This dissertation studies defects — things like boundaries, impurities, or probe particles placed inside many-body systems — and asks when their long-distance behavior is universal. "Universal" means that very different microscopic setups can show the same large-scale physics. The author uses symmetry principles to find general statements about defect dynamics across a range of models, from high-energy gauge theories to cold atomic gases.

The work brings together three main themes. First, it analyzes Renormalization Group (RG) flows for defects. An RG flow describes how a system looks when you zoom out to larger length scales. The dissertation studies special fixed points of these flows where defects enjoy extra symmetry, in particular conformal symmetry (scale and angle symmetry), and it derives constraints on defect behavior in those cases. Second, it treats defects as effective strings in contexts related to confined flux tubes and baryon junctions, using ideas such as open–closed duality to control interactions. Third, it applies defect ideas to nonrelativistic systems, developing scale-invariant defect theory for Schrödinger-symmetric models and studying point impurities and giant vortices in rotating superfluids.

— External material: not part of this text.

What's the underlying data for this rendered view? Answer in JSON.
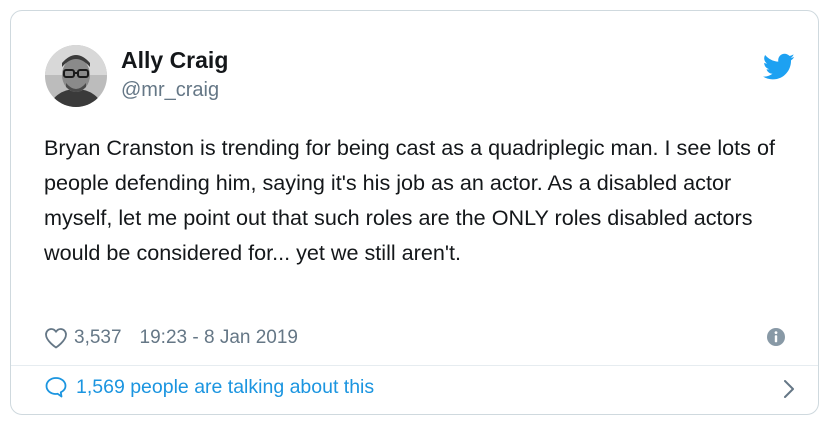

Concrete examples appear throughout. The author examines conformal defects and bulk-to-defect operator expansions, constraints on defect-correlators in Maxwell electrodynamics including twist defects tied to electromagnetic duality, and defect phase diagrams in O(N) Wilson–Fisher models where monotonicity and a defect central charge are discussed. In the stringy context, the dissertation analyzes baryon junctions and the leading scattering of large glueball excitations. For atomic gases, it relates point-like impurities to many-body states in a harmonic trap and considers s-wave resonances in dilute Fermi gases; it also studies macroscopic defects called giant vortices in rotating superfluids.